In my first year of international cricket, I was fortunate enough to play in three of the major Test playing nations in the game - West Indies, England and Australia. Having been brought up on the tales and written works by writers from those countries, I went there as a wide eyed youngster wanting to make a mark in the game and establish myself in the Indian team. 

The cricket there was terrific and gave me tremendous exposure and a thorough testing on the field. What I also found out in that one year was how double standards were applied by the very writers whose earlier work had got me so excited about playing in those countries. The double standards were eye opening indeed. 

When India played the game that was in its interests, it was criticised, but the same tactics used by the home countries were accepted as part of the game. The umpiring was absolutely awful and at times downright partial to the home team, but there was nary a word about it by the very people who called Indian umpires all kinds of names like ‘Mr. Death’, ‘finger of death’  and such like. When their umpires made a mistake it was human error, when Indian umpires did it then it was cheating.

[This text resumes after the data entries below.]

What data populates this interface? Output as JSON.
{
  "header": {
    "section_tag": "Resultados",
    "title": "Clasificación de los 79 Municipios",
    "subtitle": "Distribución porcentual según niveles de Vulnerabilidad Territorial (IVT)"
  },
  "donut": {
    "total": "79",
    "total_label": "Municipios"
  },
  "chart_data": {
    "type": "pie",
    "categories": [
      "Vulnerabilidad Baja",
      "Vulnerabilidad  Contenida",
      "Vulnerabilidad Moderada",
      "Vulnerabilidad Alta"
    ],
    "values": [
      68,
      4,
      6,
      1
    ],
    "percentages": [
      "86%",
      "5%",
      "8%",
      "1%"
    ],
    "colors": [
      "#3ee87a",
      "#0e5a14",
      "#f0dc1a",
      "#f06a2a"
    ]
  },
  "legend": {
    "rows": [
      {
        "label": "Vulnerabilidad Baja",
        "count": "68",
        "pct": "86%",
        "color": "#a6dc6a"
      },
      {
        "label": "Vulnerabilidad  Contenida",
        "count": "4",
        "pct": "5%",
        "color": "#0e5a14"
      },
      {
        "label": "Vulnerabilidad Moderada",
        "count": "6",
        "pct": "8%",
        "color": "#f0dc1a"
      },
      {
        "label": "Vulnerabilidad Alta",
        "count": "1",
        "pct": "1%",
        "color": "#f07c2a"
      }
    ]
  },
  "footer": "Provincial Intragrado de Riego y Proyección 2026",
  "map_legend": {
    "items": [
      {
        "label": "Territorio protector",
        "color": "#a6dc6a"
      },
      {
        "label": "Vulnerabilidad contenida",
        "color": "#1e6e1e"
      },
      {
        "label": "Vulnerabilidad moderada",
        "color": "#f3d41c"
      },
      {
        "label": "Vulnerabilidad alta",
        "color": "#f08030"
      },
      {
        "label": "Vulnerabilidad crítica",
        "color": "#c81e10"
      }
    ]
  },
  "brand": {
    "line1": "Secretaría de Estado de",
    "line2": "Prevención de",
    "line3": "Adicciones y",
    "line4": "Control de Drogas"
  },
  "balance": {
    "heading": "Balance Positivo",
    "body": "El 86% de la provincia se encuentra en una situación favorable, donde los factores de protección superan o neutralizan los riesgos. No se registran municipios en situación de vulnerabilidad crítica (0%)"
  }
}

From then on I decided that if ever I got the opportunity, I would keep exposing these double standards even if there was no support from anybody else. We now have another case of double standards, as those English players who urinated on the Oval pitch have got away with an apology while Monty Panesar was sacked by his county for doing the same on a group of people. 

Panesar’s action is unacceptable, but if he was sacked then why not those English players who did it on the pitch? Sussex, the county that sacked Panesar had a case some years ago when a player tested positive for banned substance use. It is not certain if he was sacked or only
temporarily suspended but the double standards are clear. 

It is a pity that we still give importance to the views and comments that appear in these countries about our cricket, but I guess the inferiority complex is still there somewhere.

Shane Watson finally came good and got a brilliant 176, and while that did not win the Test for Australia, it got his tongue a bit loose as he got
stuck into some English players when they came out to bat. If only he had let his bat do the talking earlier, it could have been a different story
for the Aussies. He is the Ceat international cricketer of the week for that century effort.